A recent LinkedIn poll revealed that the majority of medical professionals are comfortable attending conferences this fall, even with the surge in COVID cases due to the Delta variant — but only with safety requirements in place.

Author: Michelle Russell       

medical meeting

A LinkedIn post asked healthcare professionals if they feel safe traveling to in-person conferences in the fall.

Physicians need to complete a certain number of continuing medical education hours each year, and that drives a lot of conferences. But do you feel safe traveling again?

That was the question LinkedIn News Managing Editor Beth Kutscher posed the third week of August to health-care workers. She wrote:

In the tech world, some larger conferences (like CES) are coming back in person, sometimes with vaccine requirements for attendees, while smaller meetings are still opting to stay virtual. Healthcare too has seen some larger meetings, like HIMSS, return to Vegas; the American Academy of Orthopaedic Surgeons (AAOS) is also still planning to hold its conference later this month in San Diego. And the Radiological Society of North America (RSNA), one of the largest medical meetings of the year, is scheduled to be in Chicago in November.

Other specialties, however, like the American Academy of Neurology and the American College of Cardiology, opted for virtual meetings.

I admit that I enjoyed going to conferences prior to COVID; it’s hard to replicate the networking aspect in a virtual world. Plus, there’s something to be said about taking time away from the office to invest in yourself.

If you work in health care, tell me what you’re planning to do.

Less than one-third of 745 respondents said they would not feel comfortable attending a conference in person.

 

“While the in-person conference won’t ever go away completely,” Diane Bartoli, the VP and GM at epocrates, an app for physicians, posted, the company’s internal research showed that even after restrictions are lifted, more than half of physicians are still likely to participate in virtual medical conferences. “It’s part of a larger trend that the pandemic simply accelerated —the industry’s transition to digital CME, particularly digital CME that can be accessed via mobile,” she said.
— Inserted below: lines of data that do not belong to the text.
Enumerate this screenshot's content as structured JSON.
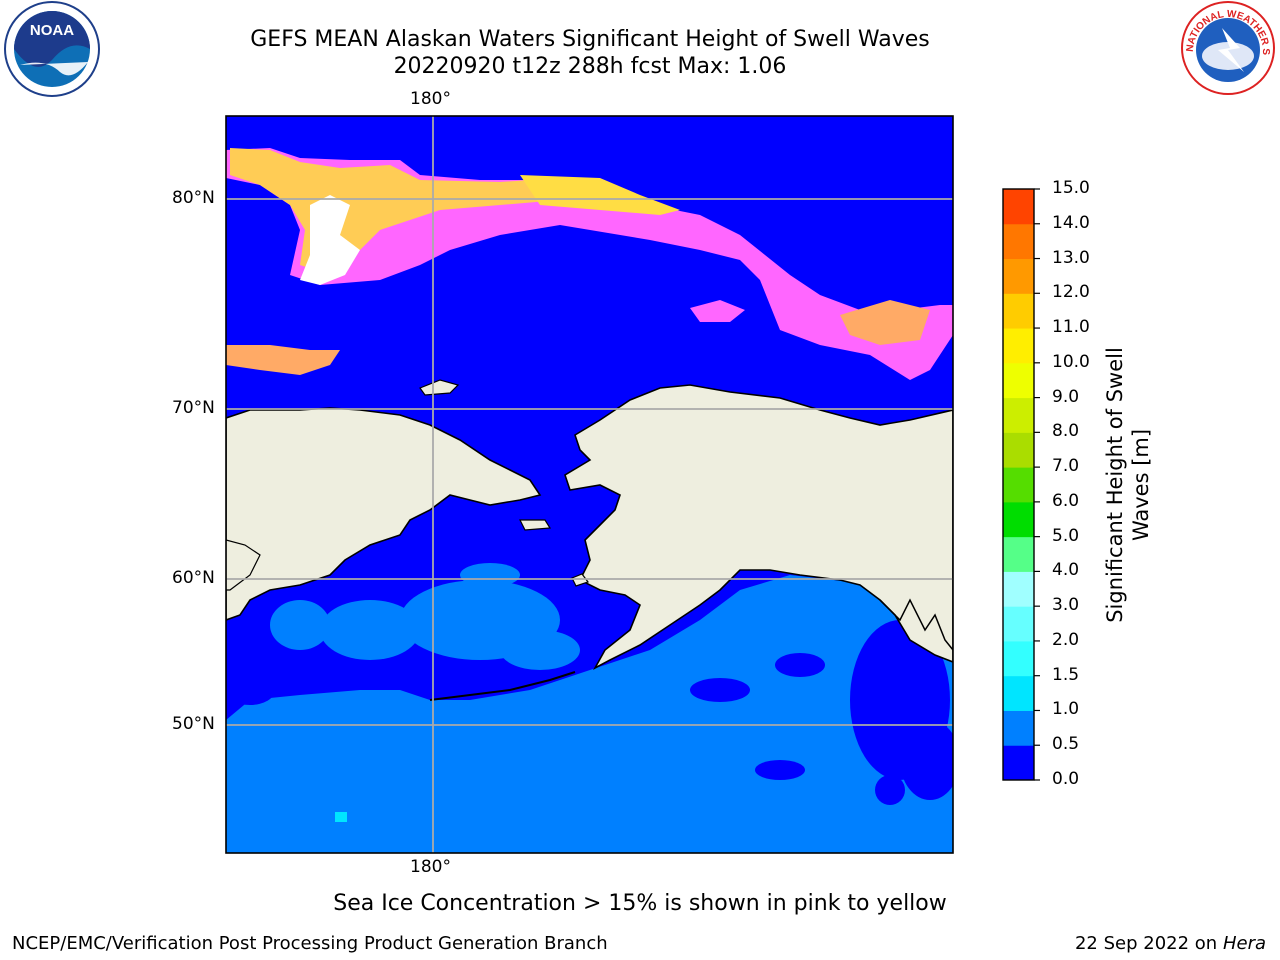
{
  "title_line1": "GEFS MEAN Alaskan Waters Significant Height of Swell Waves",
  "title_line2": "20220920 t12z 288h fcst   Max: 1.06",
  "logos": {
    "left": "noaa-logo",
    "left_text": "NOAA",
    "right": "nws-logo",
    "right_text": "NATIONAL WEATHER SERVICE"
  },
  "map": {
    "lon_label_top": "180°",
    "lon_label_bottom": "180°",
    "lat_labels": [
      "80°N",
      "70°N",
      "60°N",
      "50°N"
    ],
    "colors": {
      "land": "#eeeedf",
      "ocean_low": "#0000ff",
      "ocean_mid": "#0080ff",
      "ice_pink": "#ff66ff",
      "ice_yellow": "#ffdd44",
      "grid": "#aaaaaa"
    }
  },
  "colorbar": {
    "title_line1": "Significant Height of Swell",
    "title_line2": "Waves [m]",
    "ticks": [
      "15.0",
      "14.0",
      "13.0",
      "12.0",
      "11.0",
      "10.0",
      "9.0",
      "8.0",
      "7.0",
      "6.0",
      "5.0",
      "4.0",
      "3.0",
      "2.0",
      "1.5",
      "1.0",
      "0.5",
      "0.0"
    ],
    "colors": [
      "#0000ff",
      "#0080ff",
      "#00e5ff",
      "#33ffff",
      "#66ffff",
      "#a0ffff",
      "#55ff88",
      "#00dd00",
      "#55dd00",
      "#aadd00",
      "#ccee00",
      "#eeff00",
      "#ffee00",
      "#ffcc00",
      "#ff9900",
      "#ff7700",
      "#ff4400",
      "#ff1a00",
      "#ff0000"
    ]
  },
  "sea_ice_note": "Sea Ice Concentration > 15% is shown in pink to yellow",
  "footer_left": "NCEP/EMC/Verification Post Processing Product Generation Branch",
  "footer_date": "22 Sep 2022 on",
  "footer_machine": "Hera"
}
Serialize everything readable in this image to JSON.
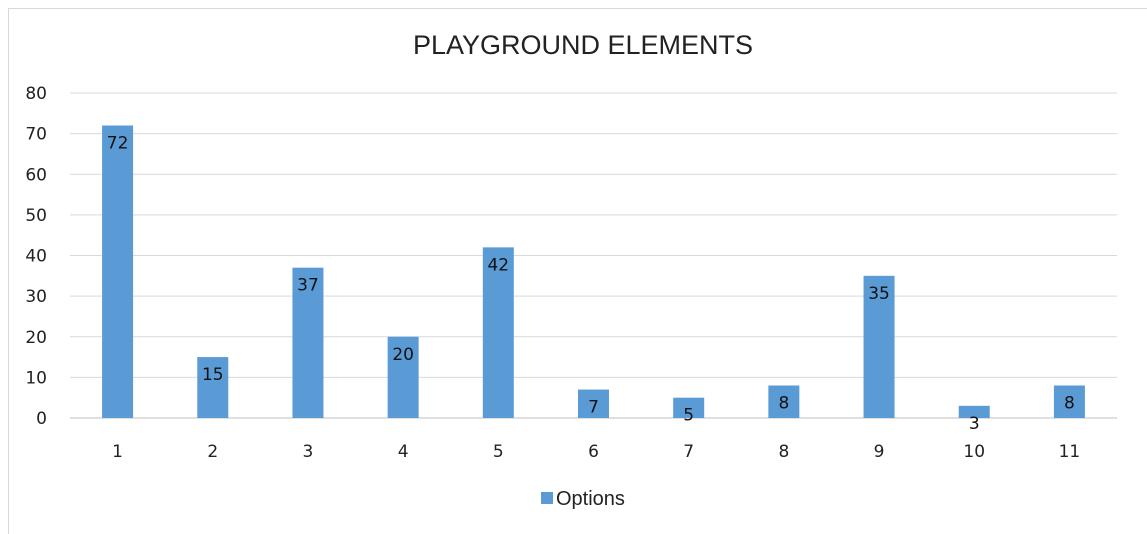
{
  "chart_data": {
    "type": "bar",
    "title": "PLAYGROUND ELEMENTS",
    "categories": [
      "1",
      "2",
      "3",
      "4",
      "5",
      "6",
      "7",
      "8",
      "9",
      "10",
      "11"
    ],
    "series": [
      {
        "name": "Options",
        "values": [
          72,
          15,
          37,
          20,
          42,
          7,
          5,
          8,
          35,
          3,
          8
        ]
      }
    ],
    "ylim": [
      0,
      80
    ],
    "yticks": [
      0,
      10,
      20,
      30,
      40,
      50,
      60,
      70,
      80
    ],
    "xlabel": "",
    "ylabel": "",
    "grid": true,
    "legend": "bottom",
    "data_labels": true,
    "bar_color": "#5b9bd5"
  }
}
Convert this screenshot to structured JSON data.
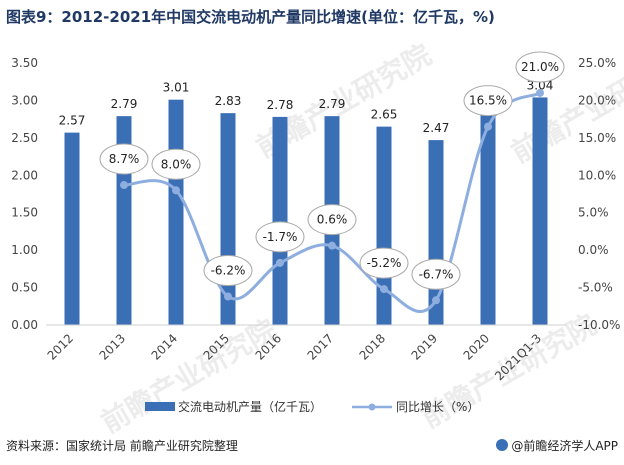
{
  "title": "图表9：2012-2021年中国交流电动机产量同比增速(单位：亿千瓦，%)",
  "source": "资料来源：国家统计局 前瞻产业研究院整理",
  "brand": "@前瞻经济学人APP",
  "colors": {
    "bar": "#3a6fb5",
    "line": "#8eaee0",
    "title": "#1f3864"
  },
  "chart_data": {
    "type": "bar+line",
    "categories": [
      "2012",
      "2013",
      "2014",
      "2015",
      "2016",
      "2017",
      "2018",
      "2019",
      "2020",
      "2021Q1-3"
    ],
    "series": [
      {
        "name": "交流电动机产量（亿千瓦）",
        "type": "bar",
        "axis": "left",
        "values": [
          2.57,
          2.79,
          3.01,
          2.83,
          2.78,
          2.79,
          2.65,
          2.47,
          2.88,
          3.04
        ],
        "labels": [
          "2.57",
          "2.79",
          "3.01",
          "2.83",
          "2.78",
          "2.79",
          "2.65",
          "2.47",
          "2.88",
          "3.04"
        ]
      },
      {
        "name": "同比增长（%）",
        "type": "line",
        "axis": "right",
        "values": [
          null,
          8.7,
          8.0,
          -6.2,
          -1.7,
          0.6,
          -5.2,
          -6.7,
          16.5,
          21.0
        ],
        "labels": [
          "",
          "8.7%",
          "8.0%",
          "-6.2%",
          "-1.7%",
          "0.6%",
          "-5.2%",
          "-6.7%",
          "16.5%",
          "21.0%"
        ]
      }
    ],
    "y_left": {
      "min": 0,
      "max": 3.5,
      "ticks": [
        "0.00",
        "0.50",
        "1.00",
        "1.50",
        "2.00",
        "2.50",
        "3.00",
        "3.50"
      ]
    },
    "y_right": {
      "min": -10,
      "max": 25,
      "ticks": [
        "-10.0%",
        "-5.0%",
        "0.0%",
        "5.0%",
        "10.0%",
        "15.0%",
        "20.0%",
        "25.0%"
      ]
    },
    "grid": false,
    "legend_position": "bottom"
  }
}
“As clinicians face growing administrative burdens, staffing shortages, and an aging population, the need for short form or ‘snackable’ content that can be accessed whenever they have time is growing. We observe through our own CME channel,” she shared, “that Saturday is actually the most popular day for clinicians to access CME content. As clinicians continue to take control of when and how they consume medical information, convenience is key to their experience, which is tough for in-person conferences to deliver.”

A physician posting on this LinkedIn thread pointed out that doctors have been able to get CMEs via Zoom conferences last year and the first eight months of this year. “I am fully vaccinated but there are enough physicians and nurses who have also refused to take the vaccines and it is tough to know their status if the meetings are only requiring masks,” he wrote. “In addition, there is the issue of boosters that suggest that immunity is not lasting beyond eight to nine months. Finally, many medical/nursing professionals have also fallen to COVID-19.”

And a MPH (Master in Public Health) student injected a note of caution into the conversation: “Indoor spaces with large crowds for long periods of time facilitate the spread of COVID19,” she wrote, “even when attendees are health professionals.”

Michelle Russell is editor in chief of Convene.